Science has often come to the aid of validating the Bible through archaeological digs over the past 200 years. Bute just what is an archaeologist? Howard Vos shares the following:
“To many, an archaeologist is a morbid creature who enjoys poking around ancient ruins to discover dead men’s bones, bits of pottery, weapons, or tools. Such an idea is far from the truth. Rather, he is something of a scientist, whether amateur or professional; and he interests himself in a study of dead things only as a means of learning about the life of an ancient people…His knowledge is acquired by systematic observation or study, and facts discovered are evaluated and classified into an organized body of information. Moreover, archaeology is a complete science because it seeks assistance from many other sciences.”1
“According to Robert Dick Wilson, the names of twenty-six foreign kings recorded in the Old Testament have been found on documents contemporary with the kings.
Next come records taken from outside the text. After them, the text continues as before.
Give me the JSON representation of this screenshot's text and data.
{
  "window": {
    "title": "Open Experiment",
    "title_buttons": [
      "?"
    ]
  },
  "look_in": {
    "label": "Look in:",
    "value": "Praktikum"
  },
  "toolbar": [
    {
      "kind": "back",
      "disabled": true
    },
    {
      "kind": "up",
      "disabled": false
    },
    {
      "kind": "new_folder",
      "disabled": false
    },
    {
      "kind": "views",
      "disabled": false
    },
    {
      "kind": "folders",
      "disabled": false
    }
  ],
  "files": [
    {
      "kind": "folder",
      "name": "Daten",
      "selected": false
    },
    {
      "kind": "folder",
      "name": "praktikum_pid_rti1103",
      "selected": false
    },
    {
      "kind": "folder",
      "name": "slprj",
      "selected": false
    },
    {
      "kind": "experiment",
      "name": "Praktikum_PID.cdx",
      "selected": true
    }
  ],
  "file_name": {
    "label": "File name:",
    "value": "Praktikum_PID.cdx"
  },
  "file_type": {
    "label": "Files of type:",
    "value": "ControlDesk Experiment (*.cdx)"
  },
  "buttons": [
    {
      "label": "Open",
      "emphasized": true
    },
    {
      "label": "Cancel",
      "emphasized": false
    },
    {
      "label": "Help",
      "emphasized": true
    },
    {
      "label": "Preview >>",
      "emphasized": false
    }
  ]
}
In addition, the names of six kings of Israel and four of Judah have been located in Assyrian records.” This was from the 1926 publication of Wilson’s book, A Scientific Investigation of the Old Testament. Since then the number has grown to about fifty.2
Werner Keller provides us with an example of the evidence of one of those kings: “The French vice-consul in Mosul, Paul-Emile Botta, was an enthusiastic archaeologist. In 1843 he began to dig at Khorsabad on the Tigris and from the ruins of a 4,000-year-old capital proudly brought to light the first witness to the Bible: Sargon, the fabulous ruler of Assyria.”3
(Isaiah 20:1) states: “In the year that the commander came to Ashdod, when Sargon the king of Assyria sent him and he fought against Ashdod and captured it.” Zeus, Hercules, Apollo, and Poseidon are all well-known names in Greek mythology. Each has a colorful past, but no reality. The kings of the Bible have an equally interesting past, but their reality is a fact of history. They were men of flesh and bones, not the product of ancient imagination as the Greek gods were.
1 Howard F. Vos, Beginnings in Bible Archaeology (Chicago: Moody Press, 1978), p. 9.
2 Ibid., p. 66.
3 Werner Keller, The Bible as History (New York: Bantam Books, Inc., 1980), p. 10.